ネコ風邪最終更新日:2019年11月6日)執筆者:沖田良太(獣医師)

 

子猫のくしゃみが止まらなかったり、鼻水や目やにがでることはありませんか?

その子はネコ風邪の可能性が高いです。
そしてネコ風邪は他の猫にも簡単にうつりますので要注意です。

その上、ネコ風邪は重症化すると発熱・食欲不振・肺炎をおこすなど命の危険性があります。

 

ネコ風邪とは、ヘルペスウイルス科に属する猫ヘルペスウイルス1型を原因とするネコの上部呼吸器感染症のことです。
 免疫力の低い子猫で高確率で発症します。
子猫がくしゃみ、目やに、鼻水が止まらないようであれば、ネコ風邪の可能性が非常に高いです。

 

ネコ風邪はヘルペスウイルス感染猫の体液(鼻水や唾液)が、くしゃみなどの空気感染・接触感染により、健常猫の体内へ取り込まれることで感染します。
ヘルペスウイルスは、ほとんどのネコ科動物に感染し、非常に強い感染力を持つウイルスです。

猫の多頭飼育を行っている環境(ペットショップやブリーダーさんなど)では、ヘルペスウイルス感染のリスクを増悪してしまう傾向にあり、周りの猫に簡単に感染してしまいますのでご注意ください。
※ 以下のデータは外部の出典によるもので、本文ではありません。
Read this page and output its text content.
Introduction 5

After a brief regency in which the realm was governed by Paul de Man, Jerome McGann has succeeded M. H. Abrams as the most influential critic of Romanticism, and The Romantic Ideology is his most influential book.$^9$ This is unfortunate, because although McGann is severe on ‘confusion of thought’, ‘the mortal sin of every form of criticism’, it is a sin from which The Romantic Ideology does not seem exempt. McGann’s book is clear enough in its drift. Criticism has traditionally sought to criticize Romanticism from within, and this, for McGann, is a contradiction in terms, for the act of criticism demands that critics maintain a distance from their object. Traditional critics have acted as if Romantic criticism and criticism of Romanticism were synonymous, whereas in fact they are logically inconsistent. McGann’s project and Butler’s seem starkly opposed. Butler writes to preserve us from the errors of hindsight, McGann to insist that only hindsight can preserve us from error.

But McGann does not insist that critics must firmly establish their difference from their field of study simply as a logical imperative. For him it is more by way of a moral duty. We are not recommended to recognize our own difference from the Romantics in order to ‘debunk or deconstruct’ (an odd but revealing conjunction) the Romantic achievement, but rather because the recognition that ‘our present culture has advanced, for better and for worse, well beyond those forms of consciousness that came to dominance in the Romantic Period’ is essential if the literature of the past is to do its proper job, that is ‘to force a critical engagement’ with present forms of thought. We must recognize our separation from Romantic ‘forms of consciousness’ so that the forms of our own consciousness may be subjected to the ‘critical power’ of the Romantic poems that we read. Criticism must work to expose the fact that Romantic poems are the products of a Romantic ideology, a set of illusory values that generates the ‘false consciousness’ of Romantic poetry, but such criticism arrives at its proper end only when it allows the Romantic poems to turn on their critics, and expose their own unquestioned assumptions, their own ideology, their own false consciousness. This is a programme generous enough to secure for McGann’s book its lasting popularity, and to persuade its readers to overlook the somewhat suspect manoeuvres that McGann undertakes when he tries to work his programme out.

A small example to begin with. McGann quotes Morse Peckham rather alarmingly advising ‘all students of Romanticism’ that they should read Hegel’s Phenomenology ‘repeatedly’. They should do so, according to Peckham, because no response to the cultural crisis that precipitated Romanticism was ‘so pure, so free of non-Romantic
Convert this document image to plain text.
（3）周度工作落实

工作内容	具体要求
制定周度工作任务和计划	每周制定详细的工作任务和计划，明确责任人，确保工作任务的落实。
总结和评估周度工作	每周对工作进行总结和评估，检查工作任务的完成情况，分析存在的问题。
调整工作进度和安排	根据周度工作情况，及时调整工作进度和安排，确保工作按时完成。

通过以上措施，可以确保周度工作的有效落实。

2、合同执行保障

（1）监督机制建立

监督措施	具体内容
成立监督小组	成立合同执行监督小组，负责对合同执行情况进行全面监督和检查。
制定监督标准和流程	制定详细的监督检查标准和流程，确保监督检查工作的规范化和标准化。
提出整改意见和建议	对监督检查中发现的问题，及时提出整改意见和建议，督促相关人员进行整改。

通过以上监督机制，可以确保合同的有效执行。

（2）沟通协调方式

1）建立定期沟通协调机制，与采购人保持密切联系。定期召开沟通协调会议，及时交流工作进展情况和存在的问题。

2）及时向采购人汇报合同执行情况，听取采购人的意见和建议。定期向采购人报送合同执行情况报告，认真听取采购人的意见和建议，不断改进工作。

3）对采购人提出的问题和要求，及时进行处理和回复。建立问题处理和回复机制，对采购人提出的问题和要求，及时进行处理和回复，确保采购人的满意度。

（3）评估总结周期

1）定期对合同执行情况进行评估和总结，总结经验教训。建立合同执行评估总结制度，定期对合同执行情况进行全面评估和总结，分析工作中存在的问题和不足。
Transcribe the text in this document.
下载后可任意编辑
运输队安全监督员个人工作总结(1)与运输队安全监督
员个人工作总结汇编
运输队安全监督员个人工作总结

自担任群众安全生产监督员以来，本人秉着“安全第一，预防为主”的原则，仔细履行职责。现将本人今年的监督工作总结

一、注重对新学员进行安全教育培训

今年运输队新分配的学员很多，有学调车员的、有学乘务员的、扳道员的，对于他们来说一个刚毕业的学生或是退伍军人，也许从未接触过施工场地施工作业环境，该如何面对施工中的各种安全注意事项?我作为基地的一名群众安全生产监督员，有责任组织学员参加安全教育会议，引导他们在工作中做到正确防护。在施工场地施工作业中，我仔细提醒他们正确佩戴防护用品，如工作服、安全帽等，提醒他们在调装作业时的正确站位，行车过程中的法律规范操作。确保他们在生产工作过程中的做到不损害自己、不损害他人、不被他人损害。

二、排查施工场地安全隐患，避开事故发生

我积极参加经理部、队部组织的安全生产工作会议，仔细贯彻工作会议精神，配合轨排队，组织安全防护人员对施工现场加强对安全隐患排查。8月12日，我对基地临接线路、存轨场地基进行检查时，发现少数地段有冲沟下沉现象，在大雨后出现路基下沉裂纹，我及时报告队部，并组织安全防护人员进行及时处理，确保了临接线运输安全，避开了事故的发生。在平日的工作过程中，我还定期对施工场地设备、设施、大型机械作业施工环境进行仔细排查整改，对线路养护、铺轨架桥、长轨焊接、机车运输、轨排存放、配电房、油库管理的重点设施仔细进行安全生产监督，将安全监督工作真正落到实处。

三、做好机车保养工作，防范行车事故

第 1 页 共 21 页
ただし人間や犬に感染することはありません!
 

ネコ風邪の症状

初期症状は、
・鼻水
・止まらない連続するくしゃみ
・結膜炎による目ヤニ
・口内炎
・口臭がつよくなる

です。
重症化すると発熱・食欲不振・肺炎をおこすなど命の危険性があります。
 
感染したヘルペスウイルスはまず上部気道(鼻腔・咽頭・喉頭)に感染し、上部気道炎を引き起こします。
そして細菌による二次感染を起こすなど状態が悪化すると、肺炎を招いてしまいます。

ネコ風邪の治療(抗生剤・インターフェロン)

抗生剤やインターフェロンを使った対症療法となります。
 
軽度であれば・・・
結膜炎や鼻炎があった場合は、インターフェロンを混ぜた抗生剤入りの目薬を点眼・点鼻します。

重度であれば・・・
二次感染予防のため抗生剤の全身投与を行います。
また発熱や食欲不振があると、脱水が起こっている場合がありますので皮下点滴を行うことがあります。
 

猫ヘルペスウイルスを完治させることはできるのか?

ヘルペスウイルス感染症は、人間のエイズと同様に完治させることはできません。
しかしヘルペスウイルスが発症するのは、宿主(猫)の免疫力低下が原因といわれていますので、症状が発症しないように、栄誉バランスの整った食事や新鮮な水分を摂取し、猫の免疫力を上げていく必要があります。

ネコ風邪の予防

猫ヘルペス感染症・猫カリシウイルス感染症・猫汎白血球減少症の3種混合ワクチンを子猫の時に3回接種し、しっかり予防していきましょう。
また多頭飼いで、ネコ風邪を発症している猫がいる場合、他の猫たちとは隔離しましょう。
そしてなるべく部屋を清潔に保ち、換気や消毒をすることも重要です。